(Montréal) Les mégafeux canadiens n’en finissent plus de progresser : plus de 10 millions d’hectares ont déjà brûlé cette année, un total bien supérieur à tout ce que le pays a déjà connu, dépassant les projections les plus pessimistes des scientifiques.

Ces chiffres devraient encore s’aggraver puisque 906 feux étaient actifs samedi au Canada, dont 570 considérés hors de contrôle, selon les chiffres nationaux du Centre interservices des incendies de forêt du Canada (CIFFC).

Et les autorités sont contraintes d’en laisser brûler la majorité. L’ampleur des brasiers, leur multitude et la difficulté d’accès dépassant les capacités des pompiers canadiens et internationaux, présents en nombre.  

« On se retrouve cette année avec des chiffres qui sont pires que nos scénarios les plus pessimistes », explique à l’AFP Yan Boulanger, chercheur pour le ministère canadien des Ressources naturelles.

« Ce qui est complètement fou, c’est qu’il n’y a eu aucun répit depuis début mai.
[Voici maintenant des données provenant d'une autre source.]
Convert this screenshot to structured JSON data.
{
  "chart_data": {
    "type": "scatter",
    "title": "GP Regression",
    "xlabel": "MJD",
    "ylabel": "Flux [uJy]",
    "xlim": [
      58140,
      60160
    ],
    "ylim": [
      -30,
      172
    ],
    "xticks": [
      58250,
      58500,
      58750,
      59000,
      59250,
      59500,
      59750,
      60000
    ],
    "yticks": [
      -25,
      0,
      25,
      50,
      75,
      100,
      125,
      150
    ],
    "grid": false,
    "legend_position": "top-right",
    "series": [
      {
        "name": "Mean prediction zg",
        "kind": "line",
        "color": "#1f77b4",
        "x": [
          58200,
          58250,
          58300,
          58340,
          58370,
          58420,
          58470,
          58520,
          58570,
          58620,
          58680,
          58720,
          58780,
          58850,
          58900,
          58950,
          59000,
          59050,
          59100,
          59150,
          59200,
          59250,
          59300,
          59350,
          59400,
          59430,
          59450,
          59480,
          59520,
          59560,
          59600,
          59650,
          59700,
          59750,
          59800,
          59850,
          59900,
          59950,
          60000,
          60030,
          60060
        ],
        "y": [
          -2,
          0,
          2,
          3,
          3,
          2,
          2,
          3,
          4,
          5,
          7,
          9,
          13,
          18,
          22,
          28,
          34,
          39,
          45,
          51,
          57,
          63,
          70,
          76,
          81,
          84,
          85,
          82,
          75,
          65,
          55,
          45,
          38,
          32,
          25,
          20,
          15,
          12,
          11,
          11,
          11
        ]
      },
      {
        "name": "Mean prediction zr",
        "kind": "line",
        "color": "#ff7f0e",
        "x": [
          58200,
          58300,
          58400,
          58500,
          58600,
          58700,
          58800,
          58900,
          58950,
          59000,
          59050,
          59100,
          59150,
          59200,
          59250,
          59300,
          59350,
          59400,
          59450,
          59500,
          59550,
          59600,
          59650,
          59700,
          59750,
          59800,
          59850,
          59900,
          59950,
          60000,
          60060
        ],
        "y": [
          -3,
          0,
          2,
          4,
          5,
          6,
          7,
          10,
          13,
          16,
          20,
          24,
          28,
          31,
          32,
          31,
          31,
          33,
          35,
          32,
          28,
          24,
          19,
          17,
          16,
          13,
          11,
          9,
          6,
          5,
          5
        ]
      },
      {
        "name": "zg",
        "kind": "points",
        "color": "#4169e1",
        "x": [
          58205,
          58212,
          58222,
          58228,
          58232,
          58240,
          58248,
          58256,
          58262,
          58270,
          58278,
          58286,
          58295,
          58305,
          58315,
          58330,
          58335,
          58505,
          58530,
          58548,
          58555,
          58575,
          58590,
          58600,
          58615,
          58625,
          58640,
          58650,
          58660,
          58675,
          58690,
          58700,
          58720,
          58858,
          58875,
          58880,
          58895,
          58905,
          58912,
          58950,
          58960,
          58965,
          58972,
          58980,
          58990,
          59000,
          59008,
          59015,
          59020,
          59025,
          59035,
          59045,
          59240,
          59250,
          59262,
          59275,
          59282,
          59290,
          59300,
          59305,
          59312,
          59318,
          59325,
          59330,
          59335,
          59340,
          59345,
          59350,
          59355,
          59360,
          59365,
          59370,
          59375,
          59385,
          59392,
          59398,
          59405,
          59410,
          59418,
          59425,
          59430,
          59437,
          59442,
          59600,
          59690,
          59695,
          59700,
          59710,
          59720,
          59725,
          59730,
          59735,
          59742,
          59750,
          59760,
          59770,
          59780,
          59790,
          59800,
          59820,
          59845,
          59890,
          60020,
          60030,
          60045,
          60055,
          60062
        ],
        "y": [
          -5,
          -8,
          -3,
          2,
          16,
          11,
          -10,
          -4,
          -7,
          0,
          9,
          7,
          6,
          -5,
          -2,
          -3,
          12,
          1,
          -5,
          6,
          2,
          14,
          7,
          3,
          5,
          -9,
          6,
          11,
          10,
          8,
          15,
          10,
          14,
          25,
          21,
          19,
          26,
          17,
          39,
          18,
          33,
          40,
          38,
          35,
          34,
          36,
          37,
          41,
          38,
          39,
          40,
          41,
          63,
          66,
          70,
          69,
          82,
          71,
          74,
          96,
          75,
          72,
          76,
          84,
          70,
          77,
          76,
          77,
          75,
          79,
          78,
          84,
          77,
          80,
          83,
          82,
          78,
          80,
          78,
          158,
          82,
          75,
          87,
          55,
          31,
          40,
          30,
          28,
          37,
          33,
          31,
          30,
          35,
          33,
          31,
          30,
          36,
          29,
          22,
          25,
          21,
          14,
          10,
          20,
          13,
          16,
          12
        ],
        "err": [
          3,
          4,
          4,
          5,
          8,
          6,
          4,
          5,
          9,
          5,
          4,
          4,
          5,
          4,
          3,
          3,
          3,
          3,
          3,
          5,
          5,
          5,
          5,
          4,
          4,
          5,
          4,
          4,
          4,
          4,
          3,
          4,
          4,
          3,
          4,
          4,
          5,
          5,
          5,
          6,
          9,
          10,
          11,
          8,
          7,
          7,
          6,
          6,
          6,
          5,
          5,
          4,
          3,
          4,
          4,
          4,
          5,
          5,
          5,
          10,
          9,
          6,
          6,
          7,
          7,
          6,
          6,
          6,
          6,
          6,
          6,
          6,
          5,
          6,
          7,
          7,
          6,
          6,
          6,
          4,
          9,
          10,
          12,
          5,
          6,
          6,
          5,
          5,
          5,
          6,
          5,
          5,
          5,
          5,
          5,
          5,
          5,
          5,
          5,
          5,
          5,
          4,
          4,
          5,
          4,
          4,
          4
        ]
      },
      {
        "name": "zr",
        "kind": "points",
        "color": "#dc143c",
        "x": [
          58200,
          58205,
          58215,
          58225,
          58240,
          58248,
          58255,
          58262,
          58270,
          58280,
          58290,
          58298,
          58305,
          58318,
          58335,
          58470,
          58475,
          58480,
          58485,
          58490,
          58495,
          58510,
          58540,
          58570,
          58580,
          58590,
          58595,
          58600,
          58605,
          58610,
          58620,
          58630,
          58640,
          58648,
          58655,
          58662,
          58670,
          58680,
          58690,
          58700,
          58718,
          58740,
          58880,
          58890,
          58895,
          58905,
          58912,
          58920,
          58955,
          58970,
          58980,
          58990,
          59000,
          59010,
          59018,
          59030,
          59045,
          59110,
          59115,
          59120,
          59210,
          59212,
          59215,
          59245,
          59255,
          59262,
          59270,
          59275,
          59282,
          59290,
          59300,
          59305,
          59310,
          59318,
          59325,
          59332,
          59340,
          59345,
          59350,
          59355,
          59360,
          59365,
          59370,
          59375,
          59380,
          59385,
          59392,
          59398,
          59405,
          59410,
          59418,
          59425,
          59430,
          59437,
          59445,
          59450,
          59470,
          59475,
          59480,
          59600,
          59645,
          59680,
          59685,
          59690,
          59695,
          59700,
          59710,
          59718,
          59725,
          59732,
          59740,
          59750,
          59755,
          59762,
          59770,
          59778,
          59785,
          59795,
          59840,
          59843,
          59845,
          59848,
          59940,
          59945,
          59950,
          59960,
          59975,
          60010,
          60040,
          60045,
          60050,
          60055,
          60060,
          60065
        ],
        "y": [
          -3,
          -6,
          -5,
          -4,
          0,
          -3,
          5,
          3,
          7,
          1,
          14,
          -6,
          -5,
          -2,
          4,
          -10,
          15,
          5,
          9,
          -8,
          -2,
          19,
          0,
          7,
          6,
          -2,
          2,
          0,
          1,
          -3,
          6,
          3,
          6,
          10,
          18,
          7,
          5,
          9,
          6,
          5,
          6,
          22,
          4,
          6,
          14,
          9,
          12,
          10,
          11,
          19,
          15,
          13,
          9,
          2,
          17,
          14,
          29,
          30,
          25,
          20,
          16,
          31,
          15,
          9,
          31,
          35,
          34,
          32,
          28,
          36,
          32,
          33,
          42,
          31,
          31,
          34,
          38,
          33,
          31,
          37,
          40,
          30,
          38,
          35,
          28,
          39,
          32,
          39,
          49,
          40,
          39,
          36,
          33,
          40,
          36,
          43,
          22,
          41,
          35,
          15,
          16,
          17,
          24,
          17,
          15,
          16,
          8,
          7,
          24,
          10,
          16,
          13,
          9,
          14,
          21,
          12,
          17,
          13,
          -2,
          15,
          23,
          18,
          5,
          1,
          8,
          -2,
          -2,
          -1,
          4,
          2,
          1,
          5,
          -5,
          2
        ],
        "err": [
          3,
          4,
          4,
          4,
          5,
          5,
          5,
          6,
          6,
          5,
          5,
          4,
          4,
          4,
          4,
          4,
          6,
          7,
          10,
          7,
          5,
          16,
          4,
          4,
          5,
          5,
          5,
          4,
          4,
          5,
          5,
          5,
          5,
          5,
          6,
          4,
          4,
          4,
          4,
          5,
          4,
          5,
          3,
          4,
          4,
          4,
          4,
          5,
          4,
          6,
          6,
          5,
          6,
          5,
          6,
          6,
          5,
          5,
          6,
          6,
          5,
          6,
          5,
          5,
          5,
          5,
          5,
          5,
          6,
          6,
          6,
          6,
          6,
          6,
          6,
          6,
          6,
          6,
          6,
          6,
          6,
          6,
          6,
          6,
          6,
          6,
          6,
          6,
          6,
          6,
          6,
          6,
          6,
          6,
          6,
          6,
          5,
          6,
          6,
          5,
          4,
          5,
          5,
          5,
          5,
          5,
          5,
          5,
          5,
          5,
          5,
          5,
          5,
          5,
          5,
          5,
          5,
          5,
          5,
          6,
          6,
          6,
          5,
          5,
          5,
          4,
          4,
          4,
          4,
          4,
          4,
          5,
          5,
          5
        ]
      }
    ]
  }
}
Tout est réuni pour que la situation s’aggrave », résume ce spécialiste des incendies de forêt. Pour lui, « l’année 2023 va forcément marquer les esprits ».

Au total, les forêts brûlées en six mois et demi seulement représentent une superficie proche de celle du Portugal ou équivalente à celle de l’Islande. Le précédent record absolu en la matière datait de 1989 avec 7,3 millions d’hectares, selon le CIFFC.

Depuis janvier, le pays a dénombré 4088 incendies, dont de nombreux brasiers atteignant des centaines de milliers d’hectares. Jeudi, une pompière de 19 ans a perdu la vie en luttant contre les flammes dans l’ouest. Plus de 150 000 personnes ont dû être déplacées.  

C’est principalement la forêt boréale qui part en fumée, loin des zones habitées. Mais avec de lourdes conséquences pour l’environnement.

Cet anneau de verdure qui encercle l’Arctique — au Canada donc, mais aussi en Alaska, en Sibérie et dans le nord de l’Europe — est en effet vital pour l’avenir de la planète.

Autre particularité de cette forêt du nord : elle libère 10 à 20 fois plus de carbone par unité de zone brûlée que d’autres écosystèmes. En relâchant du gaz à effet de serre dans l’atmosphère, ces incendies contribuent en retour au réchauffement de la planète, un cercle vicieux.

« Avant-goût » de l’avenir

« Nous sommes sur des dimensions immenses, le feu que nous gérons fait 65 kilomètres de long, cela pose des défis d’organisation énormes », raconte à l’AFP le colonel Philippe Sansa, à la tête d’un détachement de 120 pompiers français déployés dans le nord du Québec.  

Caméras infrarouges et drones sont utilisés pour analyser les points chauds, explique-t-il décrivant une logistique très complexe.  

« Vous êtes parfois obligés de tirer une lance sur plusieurs kilomètres pour acheminer de l’eau », ajoute le pompier. « Pour un feu de 110 000 hectares, nous avons 80 pompiers et 6 hélicoptères, soit beaucoup moins que ce que l’on peut déployer en France sur un brasier 100 fois moins gros. »

Peu habitué aux mégafeux contrairement à l’ouest du pays, le Québec est jusqu’ici la province la plus gravement touchée avec 4,4 millions d’hectares brûlés. Comme le reste du pays, le nord est confronté à une grave sécheresse, avec des précipitations très en dessous de la moyenne depuis des mois et des températures chaudes.  

« On a besoin de l’aide internationale parce que les ressources qu’on a au Québec ne sont pas suffisantes », lance Stéphane Caron, porte-parole de la Société de protection des forêts contre le feu dans la province (SOPFEU).

Dans l’ouest du pays, la Colombie-Britannique a également appelé à l’aide internationale. « Nous prévoyons que le temps restera chaud et sec dans les mois à venir. Nous n’attendons donc aucun répit du point de vue météorologique », explique Sarah Budd du service des incendies de cette province sur la cote pacifique.

Depuis début juillet, la situation a pris dans cette région un tour dramatique avec plus de 250 départs de feux en trois jours la semaine passée, déclenchés principalement par la foudre.

« C’est un avant-goût de ce que l’avenir risque de nous réserver », redoute Stéphane Caron, puisque le changement climatique accroît la fréquence et l’intensité des feux dans les forêts boréales selon les experts.  

La saison a commencé en Alberta qui a dès le mois de mai dû déclencher l’état d’urgence en raison d’une situation sans précédent. Quelques semaines plus tard, la Nouvelle-Écosse, province atlantique au climat très doux, et surtout le Québec ont à leur tour été pris dans des mégafeux.  

En forêt boréale, en raison de l’épaisseur du humus au sol, les feux peuvent continuer de brûler pendant des mois.